Giova ricordarlo, con una piccola ma spero non banale incursione nel dibattito politico di oggi, a proposito di quello Ius Culturae che tanto sembra spaventare.

In Sardegna, vorrei sommessamente rivendicarlo, da sempre sardo è chi si sente sardo e da sardo vive, pensa, contribuisce alla crescita della società, integrandosi con essa.

Ma torniamo brevemente alla lettera, riprendendola al punto in cui Gransci ammette che “è stato un errore non aver lasciato che Edmea, da bambinetta, parlasse liberamente in sardo”. Si tratta di un errore oltremodo diffuso nella cultura e nell’intera scuola italiana, ancora oggi ma soprattutto nel passato.

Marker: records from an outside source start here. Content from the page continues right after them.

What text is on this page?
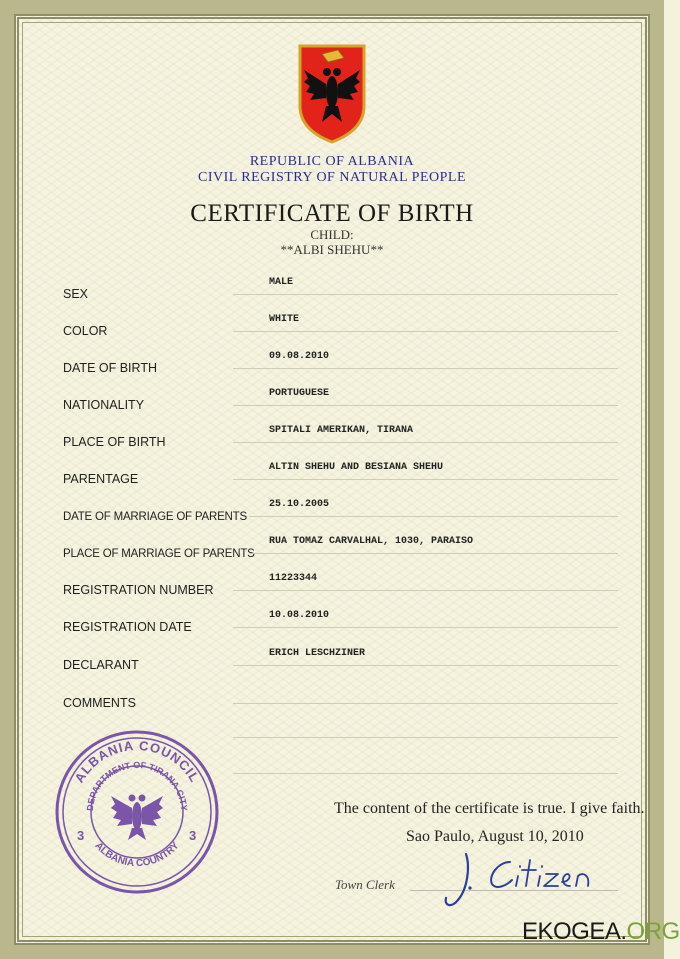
REPUBLIC OF ALBANIA
CIVIL REGISTRY OF NATURAL PEOPLE
CERTIFICATE OF BIRTH
CHILD:
**ALBI SHEHU**
SEX
MALE
COLOR
WHITE
DATE OF BIRTH
09.08.2010
NATIONALITY
PORTUGUESE
PLACE OF BIRTH
SPITALI AMERIKAN, TIRANA
PARENTAGE
ALTIN SHEHU AND BESIANA SHEHU
DATE OF MARRIAGE OF PARENTS
25.10.2005
PLACE OF MARRIAGE OF PARENTS
RUA TOMAZ CARVALHAL, 1030, PARAISO
REGISTRATION NUMBER
11223344
REGISTRATION DATE
10.08.2010
DECLARANT
ERICH LESCHZINER
COMMENTS
ALBANIA COUNCIL
DEPARTMENT OF TIRANA CITY
ALBANIA COUNTRY
3	3
The content of the certificate is true. I give faith.
Sao Paulo, August 10, 2010
Town Clerk
EKOGEA.ORG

Un errore e un pregiudizio che deriva da lontano e su questo voglio citare uno studioso sardo di assoluto valore, come Francesco Casula: “Basti pensare ai primi Programmi della Scuola italiana, impostati a partire dall’Unità e dalla Legge Coppino del 1867 secondo una logica statoiatrica e italocentrica, finalizzata a creare una supposta
coscienza “unitaria” un cosiddetto spirito “nazionale”, capace di superare i limiti
– così erroneamente si pensava – di una realtà politico-sociale estremamente divisa,
differenziata e composita sul piano storico, linguistico e culturale. Così, tutto ciò che anche lontanamente sapeva di locale – segnatamente la storia e la lingua – fu rigidamente espunto ed espulso dalla scuola, represso e censurato, messo a tacere e bandito o comunque marginalizzato nella vita sociale”.

In verità, in altri scritti, sia carcerari che di periodi precedenti, Gramsci aveva parlato di dialetto. Nella sua concezione “politica” della lingua non faceva molto differenza: il dialetto è una lingua – o un linguaggio, appunto – poiché anch’esso è recipiente di una concezione di mondo di una determinata zona geografica che, nel caso di una grande isola, coincideva con un popolo e una nazione.

La differenza – rispetto alla lingua adottata in maniera universale per rendere lo Stato unitario – è il fatto che questo linguaggio è la plastica raffigurazione di una contraddizione e un problema di tenuta della società che è esploso in tutta la sua dirompenza in quest’ultimo ventennio e che Gramsci aveva intuito un secolo prima: il conflitto città-campagna.

“La lingua del popolo vive in campagna – diceva – ma muore in città, perché a mancare è la fondamentale caratteristica popolare, il concetto di senso comune e concezione del mondo”.

Per chiudere, amaramente: “Ciò che è diventato ferrovecchio in città è ancora utensile fondamentale in provincia”.

Mi avvio alla conclusione richiamando alcune didascaliche riflessioni che prendono avvio dalla lettera a Teresina e si incrociano con altre incursioni sul tema della lingua, che ho sommariamente cercato di riassumere.

Ancora Casula: “Gramsci ha espresso, sulla lingua materna, valutazioni che i linguisti e i glottologi così come gli studiosi delle scienze sociali (psicologi come pedagogisti, antropologi come psicanalisti e persino psichiatri) hanno in seguito articolato, argomentato e rigorosamente dimostrato come valide, in modo inoppugnabile”.

Chiudo affidandomi ancora alle parole di Gramsci: “Certo, la lingua unitaria è una necessità, per l’esistenza dello Stato. Ma è altrettanto necessario – concludeva quel grande politico e intellettuale – mantenere la lingua della nascita. Quest’ultima, a contatto con la lingua unitaria, sarà il primo passo verso la formazione di una società capace di sforzi comuni, solidarietà e progresso”.